The John Hughes screenplay based in part on Bill Walsh’s script for “The Absent Minded Professor as well as the Samuel W. Taylor short story “A Situation of Gravity” follows the zany efforts of a scatterbrained university chemistry professor. Dr. Philip Brainard (Robin Williams of “Popeye”) accidentally cooks up a gravity defying concoction called ‘flubber.’ Generating its own perpetual motion, ‘flubber’ has uses limited only by the imagination. Unlike the limp lump of ‘flubber’ in “The Absent-Minded Professor,” the ‘flubber’ “Flubber” radiates a mischievous personality, but the filmmakers never solidify its amorphous character. Not only will Brainard ‘flubber’ rescue Medfield College from bankruptcy and closure, but ‘flubber’ will also redeem him in the eyes of the long-suffering sweetheart that he wants to wed: Medfield College President Sara Jean Reynolds (Marcia Gay Harden.)

Brainard heads up Sara Jean’s you-know-what list. Three times in a row he has left her stranded at the altar! If things aren’t bad enough, Brainard’s old academic nemesis Wilson Croft (Christopher MacDonald of “Thelma & Louise”) lurks in the background. Oil and conniving, Croft plans to pilfer Brainard’s fiancée as well as take credit for his ‘flubber’ formula and the millions of dollars that it is sure to reap. The professor’s next bigger enemy is perhaps his worst: corrupt businessman Chester Hoenicker (Raymond J. Barry of “Mad City”). Hoenicker’s bratty son Bennett (Will Wheaton of TV’s “Star Trek: The Next Generation”) flunked Brainard’s class. Consequently, Bennett got suspended from the basketball team. Initially, all that Hoenicker sought was a simple change of grade so Bennett, the top hoopster on the Medfield basketball team, could resume playing. When Hoenicker senior learns more about ‘flubber,’ he joins forces with the equally avaricious Croft to rip-off Braniard’s discovery.

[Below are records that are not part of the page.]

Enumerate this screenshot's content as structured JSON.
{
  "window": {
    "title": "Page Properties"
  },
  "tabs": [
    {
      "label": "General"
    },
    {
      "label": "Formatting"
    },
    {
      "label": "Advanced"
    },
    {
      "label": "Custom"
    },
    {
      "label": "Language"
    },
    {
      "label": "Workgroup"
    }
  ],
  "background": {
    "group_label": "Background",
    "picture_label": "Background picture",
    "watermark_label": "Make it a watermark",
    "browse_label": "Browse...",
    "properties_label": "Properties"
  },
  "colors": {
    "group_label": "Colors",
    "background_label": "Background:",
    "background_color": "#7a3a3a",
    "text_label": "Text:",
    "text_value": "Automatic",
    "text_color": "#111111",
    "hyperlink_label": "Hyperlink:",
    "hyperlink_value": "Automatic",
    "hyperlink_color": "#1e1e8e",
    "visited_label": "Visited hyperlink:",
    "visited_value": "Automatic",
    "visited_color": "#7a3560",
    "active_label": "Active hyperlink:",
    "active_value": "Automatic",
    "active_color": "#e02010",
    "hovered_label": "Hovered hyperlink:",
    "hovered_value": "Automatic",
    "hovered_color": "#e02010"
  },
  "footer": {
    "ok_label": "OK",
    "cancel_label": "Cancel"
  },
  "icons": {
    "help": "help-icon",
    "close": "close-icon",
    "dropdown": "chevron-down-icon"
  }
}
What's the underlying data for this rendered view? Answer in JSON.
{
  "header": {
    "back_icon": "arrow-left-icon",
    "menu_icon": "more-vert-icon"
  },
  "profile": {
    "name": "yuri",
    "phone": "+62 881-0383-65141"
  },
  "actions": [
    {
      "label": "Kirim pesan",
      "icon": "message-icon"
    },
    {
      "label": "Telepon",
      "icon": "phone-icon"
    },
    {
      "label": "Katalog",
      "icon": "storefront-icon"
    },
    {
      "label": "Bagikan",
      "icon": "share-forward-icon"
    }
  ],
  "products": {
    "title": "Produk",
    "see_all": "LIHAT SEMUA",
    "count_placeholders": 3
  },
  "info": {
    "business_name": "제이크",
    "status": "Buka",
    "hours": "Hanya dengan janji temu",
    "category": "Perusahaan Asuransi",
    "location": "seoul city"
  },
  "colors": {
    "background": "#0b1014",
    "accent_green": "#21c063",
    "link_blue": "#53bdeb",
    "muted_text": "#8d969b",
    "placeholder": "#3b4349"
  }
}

Women have come a long way since the 1961 original. Disney has promoted the fiancée from being the college president’s secretary to the college president! Although Sara Jean presides over Medfield, she cannot keep it out of the red without the help of a good man. “Flubber” implies that women indeed have come a long way, but not far enough to get by on their own wits. Moreover, Sara Jean’s romance with Brainard appears to occupy her every waking minute instead of the financial crisis that threatens her small, private college. Her priorities appear demeaningly misplaced. WEEBO, Brainard’s flying female computer, serves as a sort of bad girl here who gets her just comeuppance for tampering with Brainard’s social life. At one point, WEEBO creates a cyber-Siren image for herself to detract Brainard from Sara Jean.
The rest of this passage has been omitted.